Goebbelsschnauze 

am 18. august 1933 präsentierten die nazis auf der funkausstellung in berlin den ersten VE301 – die beiden buchstaben standen für „volksempfänger“, die zahlen für den 30. januar 1933, das datum der machtübergabe an hitler und die nsdap. die rechnung ging auf: noch am selben abend waren die bis dahin produzierten 100000 geräte verkauft. verstaatlicht worden war der rundfunk schon 1932 unter franz von papen und der gleichschaltung des mediums stand nicht mehr viel im wege. bereits am 30. januar war der fackelzug der nazis zum reichstagsgebäude mit live-kommentierung, zwei tage später die erste rede hitlers übertragen worden und dem oberpropagandisten joseph goebbels längst klar, dass der rundfunk ein ideales medium zur beeinflussung der massen sein würde. 

nur waren radioapparate halt viel zu teuer für otto normalhörer. anfang 1933 gab es etwa vier millionen registrierte rundfunkteilnehmer; selbst wenn man familienmitglieder mitrechnete, erreichte das radio höchstens ein viertel der bevölkerung. kein wunder, kosteten die geräte doch zwischen 300 und 600 reichsmark und lag der bruttoverdienst bei durchschnittlich 200 rm. und so ließ „his master‘s voice“ das einsteigermodell des ve301 nun für 76 rm und batteriebetrieben für 65 rm verkaufen. das gehäuse war zwar aus billigem bakelit und die lautsprecherbespannung aus grobem stoff, es hatte nur zwei drehknöpfe für die senderwahl und die lautstärke und gerade mal drei röhren für empfang und verstärkung – aber das radio tat den dienst, den es tun sollte. die ausgegebene parole „ganz deutschland hört den führer mit dem volksempfänger“ war bald realität, und noch schneller die totale gleichschaltung des rundfunks. goebbels im juli 33: „der rundfunk ist vielleicht das mittel, das am entscheidendsten das volk beeinflusst (…) es wird für die staatspolitik von bleibendem wert sein, das ganze volk hundertprozentig für das nationalsozialistische regime zu erwärmen (…)“. 

goebbels ließ alle kritischen stimmen aus den sendeanstalten eliminieren und verdonnerte die 28 größten deutschen radiohersteller dazu, den volksempfänger in ihren werken baugleich produzieren zu lassen; die teilnehmerzahlen stiegen bis 1939 auf über zwölf millionen (1943 rund 16 mio, das waren fast 65 prozent der haushalte), auch weil der ab 1938 hergestellte und noch simplere „deutsche kleinempfänger“ – im volksmund „goebbelsschnauze“ – sogar nur noch 35 rm kostete. der rundfunk wurde so zu einem der effektivsten instrumente der machthaber und via radio gehetzt und gelogen, was die röhren hergaben. 

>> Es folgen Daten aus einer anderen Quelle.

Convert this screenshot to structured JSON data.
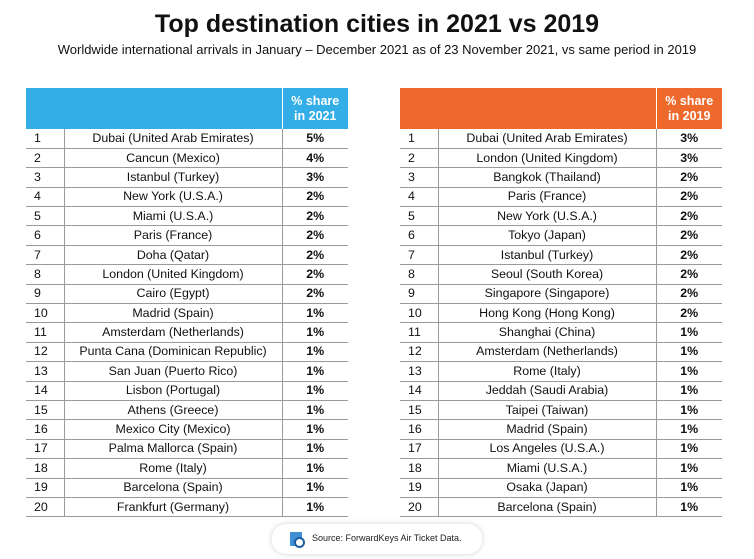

bereits am tag des überfalls auf polen (1.9.39) dachte sich goebbels ein neues gesetz aus, mit dem das abhören ausländischer sender und die verbreitung von nachrichten dieser sender im namen des „führers“ unter zuchthausstrafe gestellt wurde. von da an ging jedes radio mit einem entsprechenden roten warnschild in den verkauf.
schon vor dem krieg war radiohören ja oft die einzige möglichkeit, zu einigermaßen unabhängigen nachrichten zu kommen, etwa über bbc oder radio moskau (selbst wenn die empfangsqualität mit billiggeräten miserabel war). nun aber, und erst recht nach stalingrad, als die propaganda immer mehr verluste und niederlagen in siege umdichten und an das durchhaltevermögen und den opferwillen der deutschen appellieren musste, wurden die strafen für das abhören von „feindsendern“ drakonisch. wieviele todesurteile ns-richter dabei fällten lässt sich nicht mehr genau ermitteln, aber von 1939 bis 1941 zb. wurden 2704 personen wegen „rundfunkverbrechen“ verurteilt, und danach allein zwischen 200 und 440 „feindhörer“ pro monat festgenommen… 

die letzte großen nazi-lüge tönte am 1. mai 1945 um 22:26 uhr aus dem volksempfänger, als der reichssender hamburg verkündete, der „führer“ sei „heute nachmittag in seinem befehlsstand in der reichskanzlei bis zum letzten atemzuge gegen den bolschewismus kämpfend für deutschland gefallen“. joseph goebbels war da schon ein paar stunden tot. er hatte seiner frau und sich das leben genommen und seine sechs kindern umbringen lassen. ende.